Where’s the Beef? Canada!

Love of country doesn’t mean one must also love the IRS

Burger King has acquired Tim Horton’s for $11.4 billion. While an optimist may hope this acquisition produces the donut technology needed for a mass-marketed Luther Burger, a realist has to acknowledge that it’s probably about corporate inversion.

Simply put, corporate inversion means a corporation reincorporates in a lower-tax country abroad. The common justification of taxation is that the government provides the public goods that business needs to prosper. But the United States is unique in that it taxes corporations at 35 percent regardless of where the income is earned, and hence regardless of whether the corporation benefited from any public goods.

Payment without benefit is simply bad business. Avoiding particularly high tax rates like those of the United States can yield significant savings for companies—and their shareholders. Charlotte-based Chiquita Brands International, for instance, hopes to save $60 million via its recent acquisition of Ireland-based Fyffes PLC. Burger King’s merger, according to analyst estimates, could cut its overall tax bill by 13 percent.

Not everyone is happy with this arrangement. In a poor imitation of Oliver Twist, the President condemns inversion, stating, "It damages the country's finances … It adds to the deficit. It makes it harder to invest in things like job training that help keep America growing. It sticks you with the tab to make up for what they're stashing offshore through their evasive tax policies." 

Populist themes like “economic patriotism” may appeal to voters, but such arguments are nonsensical: Firms are ultimately responsible to their shareholders. As Judge Learned Hand wrote, “Any one may so arrange his affairs that his taxes shall be as low as possible; he is not bound to choose that pattern which will best pay the Treasury; there is not even a patriotic duty to increase one's taxes.”

If anything, firms have a moral responsibility to minimize their taxable liabilities. The legal structure of a firm establishes the relationship between shareholders, who own the capital, and managers that make operating decisions. Executives have a fiduciary responsibility to pay the lowest tax possible because they are the stewards of their shareholders’ wealth. There is no functional difference between an executive who spends millions of dollars on a lavish party and an executive who gives that money to Washington instead—except that the former is probably a lot more fun to be around.

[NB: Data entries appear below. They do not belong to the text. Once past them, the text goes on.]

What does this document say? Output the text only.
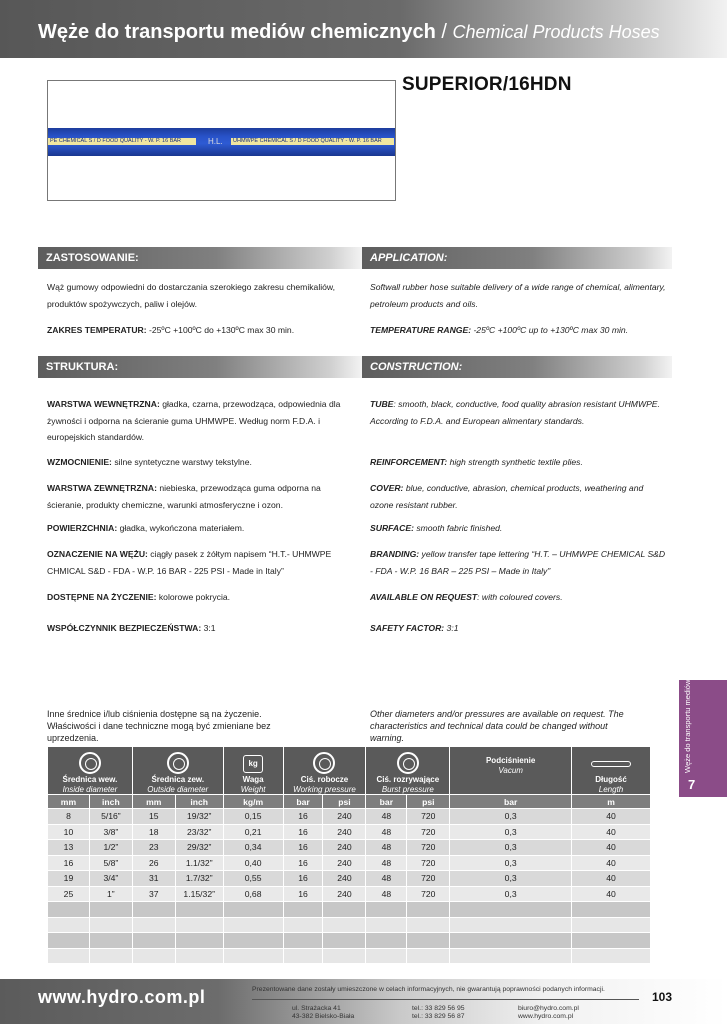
Węże do transportu mediów chemicznych / Chemical Products Hoses
PE CHEMICAL S / D FOOD QUALITY - W. P. 16 BAR	H.L.	UHMWPE CHEMICAL S / D FOOD QUALITY - W. P. 16 BAR
SUPERIOR/16HDN
ZASTOSOWANIE:	APPLICATION:
STRUKTURA:	CONSTRUCTION:
Wąż gumowy odpowiedni do dostarczania szerokiego zakresu chemikaliów, produktów spożywczych, paliw i olejów.
ZAKRES TEMPERATUR: -25ºC +100ºC do +130ºC max 30 min.
WARSTWA WEWNĘTRZNA: gładka, czarna, przewodząca, odpowiednia dla żywności i odporna na ścieranie guma UHMWPE. Według norm F.D.A. i europejskich standardów.
WZMOCNIENIE: silne syntetyczne warstwy tekstylne.
WARSTWA ZEWNĘTRZNA: niebieska, przewodząca guma odporna na ścieranie, produkty chemiczne, warunki atmosferyczne i ozon.
POWIERZCHNIA: gładka, wykończona materiałem.
OZNACZENIE NA WĘŻU: ciągły pasek z żółtym napisem “H.T.- UHMWPE CHMICAL S&D - FDA - W.P. 16 BAR - 225 PSI - Made in Italy”
DOSTĘPNE NA ŻYCZENIE: kolorowe pokrycia.
WSPÓŁCZYNNIK BEZPIECZEŃSTWA: 3:1
Softwall rubber hose suitable delivery of a wide range of chemical, alimentary, petroleum products and oils.
TEMPERATURE RANGE: -25ºC +100ºC up to +130ºC max 30 min.
TUBE: smooth, black, conductive, food quality abrasion resistant UHMWPE. According to F.D.A. and European alimentary standards.
REINFORCEMENT: high strength synthetic textile plies.
COVER: blue, conductive, abrasion, chemical products, weathering and ozone resistant rubber.
SURFACE: smooth fabric finished.
BRANDING: yellow transfer tape lettering “H.T. – UHMWPE CHEMICAL S&D - FDA - W.P. 16 BAR – 225 PSI – Made in Italy”
AVAILABLE ON REQUEST: with coloured covers.
SAFETY FACTOR: 3:1
Inne średnice i/lub ciśnienia dostępne są na życzenie. Właściwości i dane techniczne mogą być zmieniane bez uprzedzenia.
Other diameters and/or pressures are available on request. The characteristics and technical data could be changed without warning.	Węże do transportu mediów chemicznych
7
Średnica wew.
Inside diameter		Średnica zew.
Outside diameter		kg
Waga
Weight	Ciś. robocze
Working pressure		Ciś. rozrywające
Burst pressure		Podciśnienie
Vacum	Długość
Length
mm	inch	mm	inch	kg/m	bar	psi	bar	psi	bar	m
8	5/16”	15	19/32”	0,15	16	240	48	720	0,3	40
10	3/8”	18	23/32”	0,21	16	240	48	720	0,3	40
13	1/2”	23	29/32”	0,34	16	240	48	720	0,3	40
16	5/8”	26	1.1/32”	0,40	16	240	48	720	0,3	40
19	3/4”	31	1.7/32”	0,55	16	240	48	720	0,3	40
25	1”	37	1.15/32”	0,68	16	240	48	720	0,3	40

www.hydro.com.pl	Prezentowane dane zostały umieszczone w celach informacyjnych, nie gwarantują poprawności podanych informacji.
ul. Strażacka 41
43-382 Bielsko-Biała
tel.: 33 829 56 95
tel.: 33 829 56 87
biuro@hydro.com.pl
www.hydro.com.pl
103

Think about tax compliance like a rent check owed to one’s landlord, with the added complication that it’s very difficult to move. Suppose a tenant is currently renting multiple apartments at one location, but decides the rent is just too damn high. Since the tenant can’t relocate entirely, suppose she moves some of her stuff out of one of the apartments into a storage unit across town, thus saving significantly on her rent. Would this be seen as unethical in that the tenant is attempting to avoid her fiduciary obligation to the landlord? Of course not. She is simply trying to reduce the costs of residing in a particular location.

In the same vein, minimizing the firm’s tax burden means minimizing part of the firm’s operating costs. Just as a resource manager can identify a more cost-efficient way to produce goods and services, so can a tax lawyer identify a more cost-efficient way of maintaining tax compliance. A business has no moral obligation to always use the same suppliers, be they suppliers of production inputs or corporate charters. The law is the law and firms have the option of changing how they are structured and located in order to minimize their taxable liabilities. If they use loopholes, so be it: Loopholes are by definition legal. Firms only have the obligation to pay the tax mandated by the law.

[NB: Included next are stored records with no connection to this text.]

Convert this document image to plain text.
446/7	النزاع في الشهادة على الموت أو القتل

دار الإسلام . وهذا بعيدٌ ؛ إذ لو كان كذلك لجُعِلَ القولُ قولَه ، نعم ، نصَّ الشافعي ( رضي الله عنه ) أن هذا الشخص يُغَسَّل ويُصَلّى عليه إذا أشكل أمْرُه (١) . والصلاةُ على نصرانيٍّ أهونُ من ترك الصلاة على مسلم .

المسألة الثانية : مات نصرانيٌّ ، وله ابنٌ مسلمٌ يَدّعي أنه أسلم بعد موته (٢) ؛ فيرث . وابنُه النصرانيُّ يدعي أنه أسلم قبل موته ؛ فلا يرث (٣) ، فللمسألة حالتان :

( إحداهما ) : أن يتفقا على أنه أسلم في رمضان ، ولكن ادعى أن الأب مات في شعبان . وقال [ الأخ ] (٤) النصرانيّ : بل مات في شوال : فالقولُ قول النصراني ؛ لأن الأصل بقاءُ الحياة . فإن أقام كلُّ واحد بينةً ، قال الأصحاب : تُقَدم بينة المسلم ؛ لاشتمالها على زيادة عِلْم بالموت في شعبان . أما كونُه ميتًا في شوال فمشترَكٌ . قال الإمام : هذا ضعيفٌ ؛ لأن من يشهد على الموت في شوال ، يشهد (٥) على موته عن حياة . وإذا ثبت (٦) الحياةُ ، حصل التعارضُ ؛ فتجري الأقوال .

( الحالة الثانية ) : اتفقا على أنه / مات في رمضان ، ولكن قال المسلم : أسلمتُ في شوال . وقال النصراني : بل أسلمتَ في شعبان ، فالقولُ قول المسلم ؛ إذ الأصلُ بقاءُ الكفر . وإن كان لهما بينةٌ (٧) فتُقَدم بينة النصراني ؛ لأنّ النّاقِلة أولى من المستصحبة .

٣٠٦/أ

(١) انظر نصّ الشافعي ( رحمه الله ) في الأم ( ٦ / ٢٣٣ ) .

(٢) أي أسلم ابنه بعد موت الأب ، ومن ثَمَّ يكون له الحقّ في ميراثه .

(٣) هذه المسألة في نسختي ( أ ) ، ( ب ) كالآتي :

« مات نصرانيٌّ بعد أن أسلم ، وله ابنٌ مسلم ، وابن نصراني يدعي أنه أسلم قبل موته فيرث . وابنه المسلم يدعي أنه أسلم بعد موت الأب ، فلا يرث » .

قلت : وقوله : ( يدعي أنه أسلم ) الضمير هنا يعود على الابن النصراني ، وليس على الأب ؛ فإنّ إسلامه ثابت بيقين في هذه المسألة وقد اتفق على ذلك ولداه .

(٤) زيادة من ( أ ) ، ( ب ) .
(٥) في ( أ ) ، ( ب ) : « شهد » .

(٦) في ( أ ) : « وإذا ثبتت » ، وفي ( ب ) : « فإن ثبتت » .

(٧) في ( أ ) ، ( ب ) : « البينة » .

And it’s not just companies and shareholders who benefit; taxes raise prices for consumers. When a firm operates in a competitive environment, a reduction in tax rates translates into reduced prices for consumers. No one usually complains when firms find cheaper ways to produce and then pass these savings on to consumers. It is only a strange form of patriotism, driven largely by political interests, that equates love of country with the love of the IRS.

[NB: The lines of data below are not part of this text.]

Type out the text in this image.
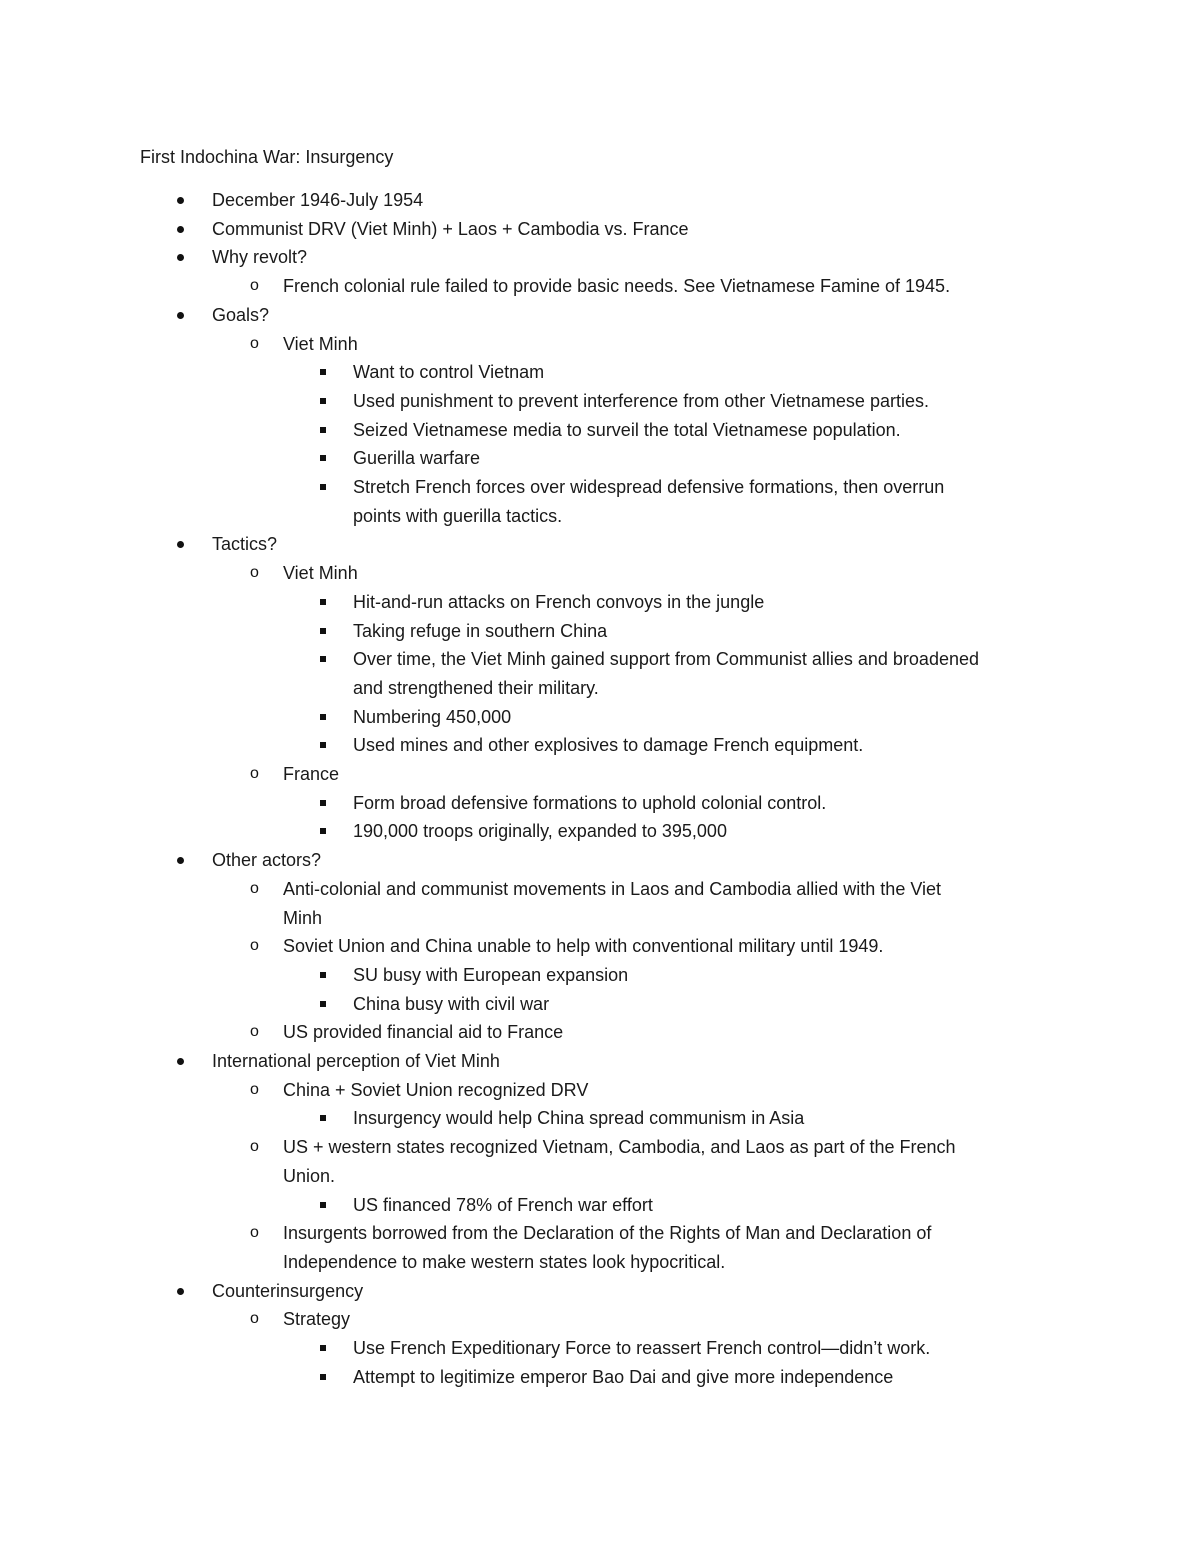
First Indochina War: Insurgency
December 1946-July 1954
Communist DRV (Viet Minh) + Laos + Cambodia vs. France
Why revolt?
o French colonial rule failed to provide basic needs. See Vietnamese Famine of 1945.
Goals?
o Viet Minh
Want to control Vietnam
Used punishment to prevent interference from other Vietnamese parties.
Seized Vietnamese media to surveil the total Vietnamese population.
Guerilla warfare
Stretch French forces over widespread defensive formations, then overrun
points with guerilla tactics.
Tactics?
o Viet Minh
Hit-and-run attacks on French convoys in the jungle
Taking refuge in southern China
Over time, the Viet Minh gained support from Communist allies and broadened
and strengthened their military.
Numbering 450,000
Used mines and other explosives to damage French equipment.
o France
Form broad defensive formations to uphold colonial control.
190,000 troops originally, expanded to 395,000
Other actors?
o Anti-colonial and communist movements in Laos and Cambodia allied with the Viet
Minh
o Soviet Union and China unable to help with conventional military until 1949.
SU busy with European expansion
China busy with civil war
o US provided financial aid to France
International perception of Viet Minh
o China + Soviet Union recognized DRV
Insurgency would help China spread communism in Asia
o US + western states recognized Vietnam, Cambodia, and Laos as part of the French
Union.
US financed 78% of French war effort
o Insurgents borrowed from the Declaration of the Rights of Man and Declaration of
Independence to make western states look hypocritical.
Counterinsurgency
o Strategy
Use French Expeditionary Force to reassert French control—didn’t work.
Attempt to legitimize emperor Bao Dai and give more independence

As long as government continues charging firms non-competitive tax rates, inversion will inevitably continue. Advances in telecommunication and information technologies have enabled a massive increase in firm size. Multinational firms are quite common now, and this technology increases their mobility. By choosing where they operate, firms are able to choose the legal regime they want to govern their affairs. After all, if a landlord tries to charge a higher rent than every other comparable property in town, they will soon find themselves without any tenants. The real scandal is that individuals may be able to shop around for better rents and landlords, but except for the very wealthy, are usually bound to the tax regime cooked up by their rulers.  

This competition among legal regimes is a powerful constraint on government—and that is a good thing for all of us. America has the second-highest corporate tax rate in the world—the highest when state taxes are included. The solution to this problem lies not in closing loopholes or imitating poor Oliver pleading for more, but in offering a simpler, more competitive tax system.